How to use it to evaluate on other datasets and for other embedding algorithms?

herdonyan opened this issue a year ago · 2 comments

Should I change the dataset into a csv file or excel file or other formats?
Which lines or files should I change if I want to use a new dataset and a new embedding algorithms for evaluation while keeping the awesome hyper-parameter tuning mechanisms?

Answer 1 · 2023-05-10T10:40:04.000Z

How to add new datasets

First, download and unpack the data as described here. You will see the new data/ directory in the repository. In the directory, there are datasets used in the paper.

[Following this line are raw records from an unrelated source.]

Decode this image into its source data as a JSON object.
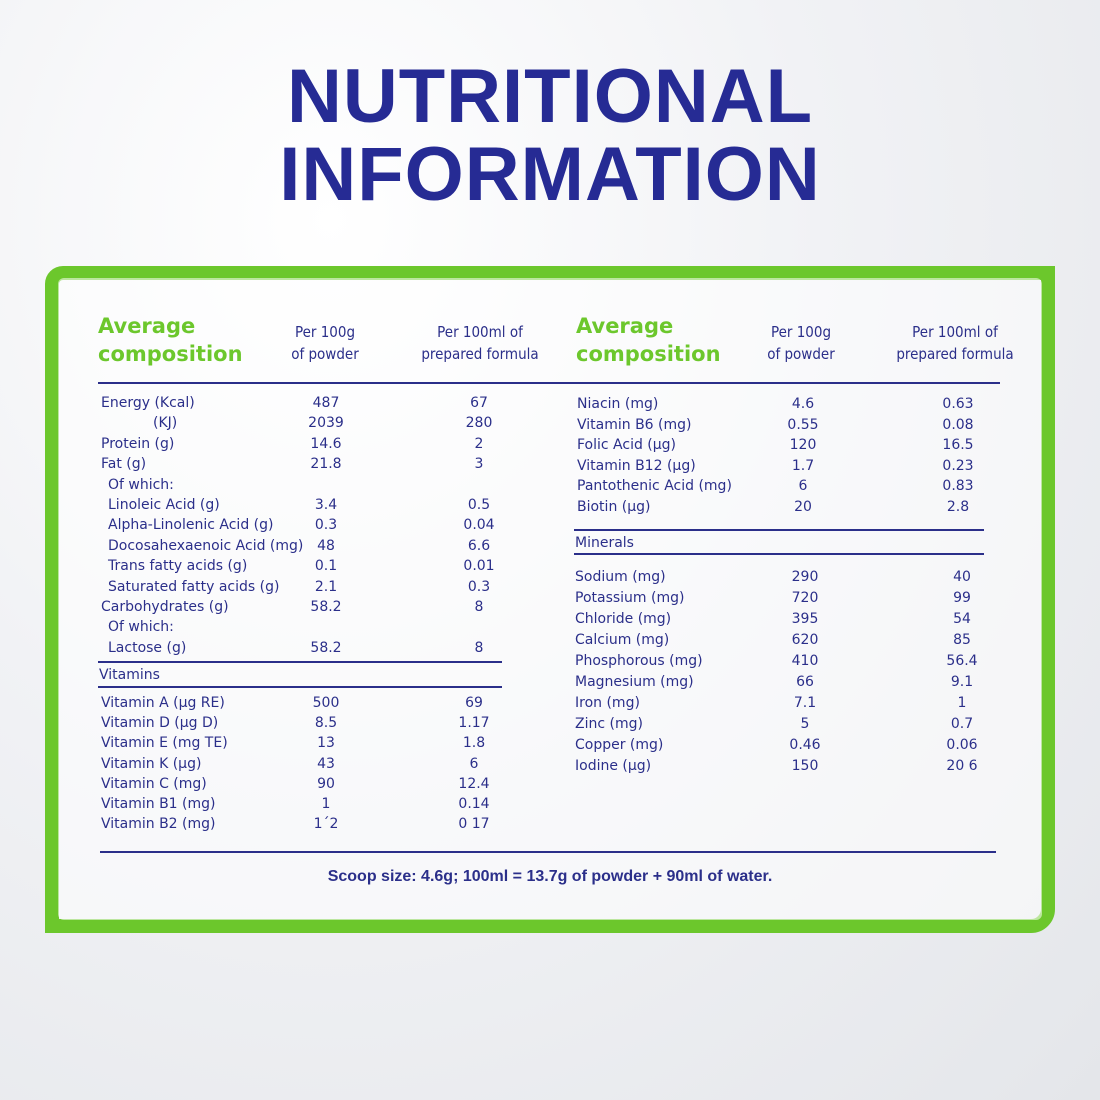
{
  "title": {
    "line1": "NUTRITIONAL",
    "line2": "INFORMATION"
  },
  "left": {
    "header": {
      "composition": "Average\ncomposition",
      "col1": "Per 100g\nof powder",
      "col2": "Per 100ml of\nprepared formula"
    },
    "rows": [
      {
        "label": "Energy (Kcal)",
        "v1": "487",
        "v2": "67"
      },
      {
        "label": "(KJ)",
        "v1": "2039",
        "v2": "280"
      },
      {
        "label": "Protein (g)",
        "v1": "14.6",
        "v2": "2"
      },
      {
        "label": "Fat (g)",
        "v1": "21.8",
        "v2": "3"
      },
      {
        "label": "Of which:",
        "v1": "",
        "v2": ""
      },
      {
        "label": "Linoleic Acid (g)",
        "v1": "3.4",
        "v2": "0.5"
      },
      {
        "label": "Alpha-Linolenic Acid (g)",
        "v1": "0.3",
        "v2": "0.04"
      },
      {
        "label": "Docosahexaenoic Acid (mg)",
        "v1": "48",
        "v2": "6.6"
      },
      {
        "label": "Trans fatty acids (g)",
        "v1": "0.1",
        "v2": "0.01"
      },
      {
        "label": "Saturated fatty acids (g)",
        "v1": "2.1",
        "v2": "0.3"
      },
      {
        "label": "Carbohydrates (g)",
        "v1": "58.2",
        "v2": "8"
      },
      {
        "label": "Of which:",
        "v1": "",
        "v2": ""
      },
      {
        "label": "Lactose (g)",
        "v1": "58.2",
        "v2": "8"
      }
    ],
    "vitamins_label": "Vitamins",
    "vitamins": [
      {
        "label": "Vitamin A (µg RE)",
        "v1": "500",
        "v2": "69"
      },
      {
        "label": "Vitamin D (µg D)",
        "v1": "8.5",
        "v2": "1.17"
      },
      {
        "label": "Vitamin E (mg TE)",
        "v1": "13",
        "v2": "1.8"
      },
      {
        "label": "Vitamin K (µg)",
        "v1": "43",
        "v2": "6"
      },
      {
        "label": "Vitamin C (mg)",
        "v1": "90",
        "v2": "12.4"
      },
      {
        "label": "Vitamin B1 (mg)",
        "v1": "1",
        "v2": "0.14"
      },
      {
        "label": "Vitamin B2 (mg)",
        "v1": "1´2",
        "v2": "0 17"
      }
    ]
  },
  "right": {
    "header": {
      "composition": "Average\ncomposition",
      "col1": "Per 100g\nof powder",
      "col2": "Per 100ml of\nprepared formula"
    },
    "rows": [
      {
        "label": "Niacin (mg)",
        "v1": "4.6",
        "v2": "0.63"
      },
      {
        "label": "Vitamin B6 (mg)",
        "v1": "0.55",
        "v2": "0.08"
      },
      {
        "label": "Folic Acid (µg)",
        "v1": "120",
        "v2": "16.5"
      },
      {
        "label": "Vitamin B12 (µg)",
        "v1": "1.7",
        "v2": "0.23"
      },
      {
        "label": "Pantothenic Acid (mg)",
        "v1": "6",
        "v2": "0.83"
      },
      {
        "label": "Biotin (µg)",
        "v1": "20",
        "v2": "2.8"
      }
    ],
    "minerals_label": "Minerals",
    "minerals": [
      {
        "label": "Sodium (mg)",
        "v1": "290",
        "v2": "40"
      },
      {
        "label": "Potassium (mg)",
        "v1": "720",
        "v2": "99"
      },
      {
        "label": "Chloride (mg)",
        "v1": "395",
        "v2": "54"
      },
      {
        "label": "Calcium (mg)",
        "v1": "620",
        "v2": "85"
      },
      {
        "label": "Phosphorous (mg)",
        "v1": "410",
        "v2": "56.4"
      },
      {
        "label": "Magnesium (mg)",
        "v1": "66",
        "v2": "9.1"
      },
      {
        "label": "Iron (mg)",
        "v1": "7.1",
        "v2": "1"
      },
      {
        "label": "Zinc (mg)",
        "v1": "5",
        "v2": "0.7"
      },
      {
        "label": "Copper (mg)",
        "v1": "0.46",
        "v2": "0.06"
      },
      {
        "label": "Iodine (µg)",
        "v1": "150",
        "v2": "20 6"
      }
    ]
  },
  "footer": "Scoop size: 4.6g; 100ml = 13.7g of powder + 90ml of water.",
  "colors": {
    "brand_blue": "#262b94",
    "accent_green": "#6cc72c"
  }
}
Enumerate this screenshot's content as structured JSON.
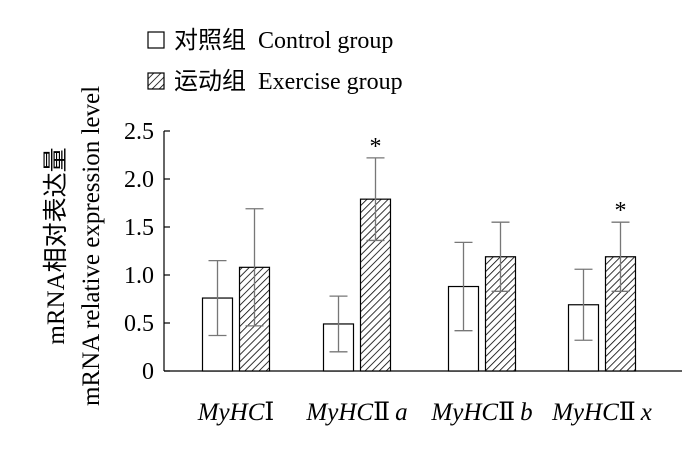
{
  "chart_data": {
    "type": "bar",
    "title": "",
    "xlabel": "",
    "ylabel_line1": "mRNA相对表达量",
    "ylabel_line2": "mRNA relative expression level",
    "ylim": [
      0,
      2.5
    ],
    "yticks": [
      "0",
      "0.5",
      "1.0",
      "1.5",
      "2.0",
      "2.5"
    ],
    "ytick_values": [
      0,
      0.5,
      1.0,
      1.5,
      2.0,
      2.5
    ],
    "grid": false,
    "legend_position": "top-left",
    "categories": [
      {
        "prefix": "MyHC",
        "roman": "Ⅰ",
        "suffix": ""
      },
      {
        "prefix": "MyHC",
        "roman": "Ⅱ",
        "suffix": "a"
      },
      {
        "prefix": "MyHC",
        "roman": "Ⅱ",
        "suffix": "b"
      },
      {
        "prefix": "MyHC",
        "roman": "Ⅱ",
        "suffix": "x"
      }
    ],
    "series": [
      {
        "name": "对照组  Control group",
        "fill": "open",
        "values": [
          0.76,
          0.49,
          0.88,
          0.69
        ],
        "errors": [
          0.39,
          0.29,
          0.46,
          0.37
        ],
        "significance": [
          "",
          "",
          "",
          ""
        ]
      },
      {
        "name": "运动组  Exercise group",
        "fill": "hatched",
        "values": [
          1.08,
          1.79,
          1.19,
          1.19
        ],
        "errors": [
          0.61,
          0.43,
          0.36,
          0.36
        ],
        "significance": [
          "",
          "*",
          "",
          "*"
        ]
      }
    ],
    "colors": {
      "bar_stroke": "#000000",
      "bar_fill_open": "#ffffff",
      "hatch": "#000000",
      "error_bar": "#777777"
    }
  }
}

Then, you have to add your dataset in the data/ directory following the format of other datasets. Let's say your dataset's name is iris. Then you should use np.save and create the directory data/iris with the following content:

(only if the dataset has numerical features) X_num_train.npy, X_num_val.npy, X_num_test.npy (numpy arrays of float32)
(only if the dataset has categorical features) X_cat_train.npy, X_cat_train.npy, X_cat_train.npy (numpy arrays of strings)
y_train.npy, y_val.npy, y_test.npy (numpy arrays of {float32 for regression, int64 for classification}); for classification, the classes must be from range(n_classes)
info.json: see this file for other datasets to see its content

Let's say you want to run the tuning & evaluation pipeline for MLP on your dataset. Then copy any existing config (for example, this one) and change the path inside the config to point to your dataset ("data/iris" instead of "data/california").

Full script:

export CUDA_VISIBLE_DEVICES="0"
mkdir exp/mlp/iris
cp exp/mlp/california/0_tuning.toml exp/mlp/iris/0_tuning.toml
<edit the new config as described above>
python bin/tune.py exp/mlp/iris/0_tuning.toml
python bin/evaluate.py exp/mlp/iris/0_tuning 15
python bin/ensemble.py exp/mlp/iris/0_evaluation

How to add new embedding algorithms

I don't understand the question :) You can use bin/train4.py as a starting point.

Answer 2 · 2023-05-16T13:15:58.000Z

Feel free to reopen the issue if needed.